Some grandparents live far away. And others are no longer living.
But senior citizens and Staples seniors (and juniors) share more than this town. They all eat.
So food in its many forms — cooking, meals, restaurants — was on the menu last week. The Senior Center hosted its 2nd annual Intergenerational Writing Workshop.
Teenagers and men and women 4 and 5 times their age sat down together. They read what they’d written. They commented on each other’s memoirs and fiction. Then they dug into lunch — and kept talking.
One view of collaboration during the “Shared Voices” event …
The project is a collaboration between the Senior Center’s Writing Workshop and Staples’ English elective, “Reading and Writing Fiction.” Both are immensely popular — and both are well known for turning people who think they can’t write into agile, insightful writers.
David Stockwell teaches 2 sections of the class. To prepare for the day at the Senior Center, the high schoolers wrote about food. Writing Workshop instructor Jan Bassin’s students did the same.
“It’s universal,” Stockwell explains. “There are so many topics: food at the holidays. Families and food. Cooking. Restaurants.”
Whatever trepidation the teenagers and senior citizens may have had melted away as soon as they sat together, at small tables. They read, commented, laughed, told stories, then rotated to another group.
For more than 2 hours — without a cellphone in sight — the writers read.
One man wrote about tinned pineapple rations during the Korean War.

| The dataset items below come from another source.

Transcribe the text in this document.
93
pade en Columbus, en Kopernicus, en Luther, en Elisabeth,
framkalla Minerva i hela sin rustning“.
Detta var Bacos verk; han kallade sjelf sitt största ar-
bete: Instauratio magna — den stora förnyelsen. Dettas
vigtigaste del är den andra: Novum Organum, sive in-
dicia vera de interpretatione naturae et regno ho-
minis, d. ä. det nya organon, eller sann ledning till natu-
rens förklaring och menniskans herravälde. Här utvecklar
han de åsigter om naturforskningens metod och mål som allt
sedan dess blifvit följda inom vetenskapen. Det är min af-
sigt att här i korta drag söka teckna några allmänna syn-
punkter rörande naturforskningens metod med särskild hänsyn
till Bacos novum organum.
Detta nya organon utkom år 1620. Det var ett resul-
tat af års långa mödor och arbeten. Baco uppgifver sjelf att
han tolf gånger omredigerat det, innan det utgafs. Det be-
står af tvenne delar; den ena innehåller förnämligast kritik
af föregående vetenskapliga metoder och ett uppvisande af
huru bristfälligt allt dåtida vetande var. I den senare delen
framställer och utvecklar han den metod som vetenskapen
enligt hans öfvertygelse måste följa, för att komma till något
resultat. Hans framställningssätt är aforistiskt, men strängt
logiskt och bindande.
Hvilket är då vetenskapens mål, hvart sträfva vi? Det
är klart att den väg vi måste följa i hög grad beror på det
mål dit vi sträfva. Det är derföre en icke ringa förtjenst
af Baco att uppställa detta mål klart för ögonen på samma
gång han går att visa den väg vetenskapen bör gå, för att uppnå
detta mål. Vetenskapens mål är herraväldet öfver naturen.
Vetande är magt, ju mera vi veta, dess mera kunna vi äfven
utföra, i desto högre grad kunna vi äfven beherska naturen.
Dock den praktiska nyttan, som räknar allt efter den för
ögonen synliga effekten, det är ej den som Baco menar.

They did not look appetizing. But an Army buddy told him to eat; pineapple is good for you. He did — and remembers that day more than half a century later.
Another Senior Center writer described a traditional English breakfast: pudding, bangers, ham, and 2 cups of tea. “Even the terminology made it come alive,” Stockwell says.
… and another. (Photos/David Stockwell)
An English breakfast was the same topic chosen by a Staples senior. His perspective was different — but equally intriguing.
And so it went: stories about eating watermelon. Descriptions of chocolate. Thanksgiving dinner. Anyone can write about food — and everyone did.
But food was just a starting point. As they chatted, a student asked an older woman if she had known what she wanted to do with her life when she was in high school.
No, the woman said. But she described how her life unfolded, and advised the teenager to pay attention to what she loved most from an early age on.
Another Workshop participant realized that she had worked for the father of one of the students for nearly 10 years.
All that reading and talking made them hungry, of course. Lunch — pizza, veggies, hummus, chips and dips — was welcome. It was also a chance to get to know each other even better.
Pizza also helps bring the generations together. (Photo/Alison Wachstein)
“In today’s world, there is little opportunity for seniors to share fascinating and valuable life experiences with these emerging adults, or for the younger generation to ask questions and seek perspective and guidance from those who have lived long and varied lives,” Bassin explains.
At the same time, she says, the topic she and Stockwell picked “de-emphasizes the age gap. We can all relate to food.”
The Senior Center Workshop writers were impressed with the Staples students’ writing and demeanor. The teens were awed by the seniors’ sometimes humorous, sometimes tearful stories of war, loss, hardships and lessons learned.
And the pizza was just topping for the day.